Investors have a lot of appetite for loan-level collateral data but they have wanted and continue to seek some standardization in legal documents such reps and warrants, says Tom Deutsch, executive director of the American Securitization Forum. His trade group helped set best practices for postcrisis PL-RMBS.

"There's significant value having the standard if investors can see readily observed deviations from that standard," Deutsch says. "It can't hurt to have a good, solid model as a benchmark that people can work from, but it's going to be difficult to have a standard model without real deal flow."

Deutsch says he expected some variation from the reps and warrants standard would surface in RMBS 2.0. Investors still wary of the risks in precrisis PL-RMBS loans had argued against including sunset periods in standards. But that was before post-downturn PL-RMBS emerged as a much safer asset class, says Deutsch.

"The relevance of reps and warranties today aren't nearly as significant," Deutsch says, noting that this could change if a more liquid market of riskier securitized assets returns. "I doubt there's been more than a handful of repurchases on post-crisis deals.

"Once you get a return of nonprime mortgage backed securities, the attention to reps and warrants and enforcement will massively increase," he says, but this could take a while.

Despite the PL-RMBS market's past aping of the agencies' sunset periods, the two markets are fundamentally different and won't always move in the same direction, says Deutsch.

"The private label market will never track that closely with the GSEs. The U.S. government may be willing to take different kinds of risk, but any time the GSEs make changes, the private markets are going to evaluate it," he says.

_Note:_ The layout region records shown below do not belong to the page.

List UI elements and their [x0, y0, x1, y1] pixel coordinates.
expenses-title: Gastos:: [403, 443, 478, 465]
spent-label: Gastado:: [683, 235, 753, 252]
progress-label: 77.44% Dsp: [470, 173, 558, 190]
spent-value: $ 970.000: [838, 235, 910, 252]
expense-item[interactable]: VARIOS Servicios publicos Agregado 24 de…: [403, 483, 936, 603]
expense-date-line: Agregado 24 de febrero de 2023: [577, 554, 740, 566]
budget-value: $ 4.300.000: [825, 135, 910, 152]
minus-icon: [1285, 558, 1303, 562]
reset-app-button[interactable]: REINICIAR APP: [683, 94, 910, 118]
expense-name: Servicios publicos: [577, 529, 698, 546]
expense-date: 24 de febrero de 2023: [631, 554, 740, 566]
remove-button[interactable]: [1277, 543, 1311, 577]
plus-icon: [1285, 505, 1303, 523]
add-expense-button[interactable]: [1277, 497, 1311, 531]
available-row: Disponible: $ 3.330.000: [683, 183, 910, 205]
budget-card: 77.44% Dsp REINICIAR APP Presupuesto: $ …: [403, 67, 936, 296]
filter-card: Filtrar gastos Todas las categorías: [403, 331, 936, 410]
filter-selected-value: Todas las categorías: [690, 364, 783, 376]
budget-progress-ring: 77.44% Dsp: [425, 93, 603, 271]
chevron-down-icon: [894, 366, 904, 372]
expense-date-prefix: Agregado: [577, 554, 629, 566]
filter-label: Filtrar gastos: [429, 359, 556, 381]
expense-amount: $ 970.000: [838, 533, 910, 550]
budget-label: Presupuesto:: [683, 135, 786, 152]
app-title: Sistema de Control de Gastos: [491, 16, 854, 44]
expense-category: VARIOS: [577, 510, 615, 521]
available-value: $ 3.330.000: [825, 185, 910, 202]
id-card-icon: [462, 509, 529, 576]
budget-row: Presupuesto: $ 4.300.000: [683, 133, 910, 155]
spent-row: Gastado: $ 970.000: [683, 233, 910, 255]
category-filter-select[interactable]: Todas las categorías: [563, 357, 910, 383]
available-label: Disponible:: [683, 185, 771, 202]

Defining terms such as "material" and "adverse" is largely up to regulators like the Securities and Exchange Commission, which use that language in rules governing the market, Deutsch says. "That's just the nature of the legal challenge in these deals. It's always going to be a matter of interpretation."

So—particularly with the agencies loosening reps and warrants—even with the industry's best efforts at improved consensus, it looks like the PL RMBS market's comeback is going to remain muted in the short term barring some unexpected public policy boost.

"It's hard to see it coming back in any real size," Laurie Goodman, director of the Housing Finance Policy Center at the Urban Institute in Washington, told attendees during the CoreLogic meeting.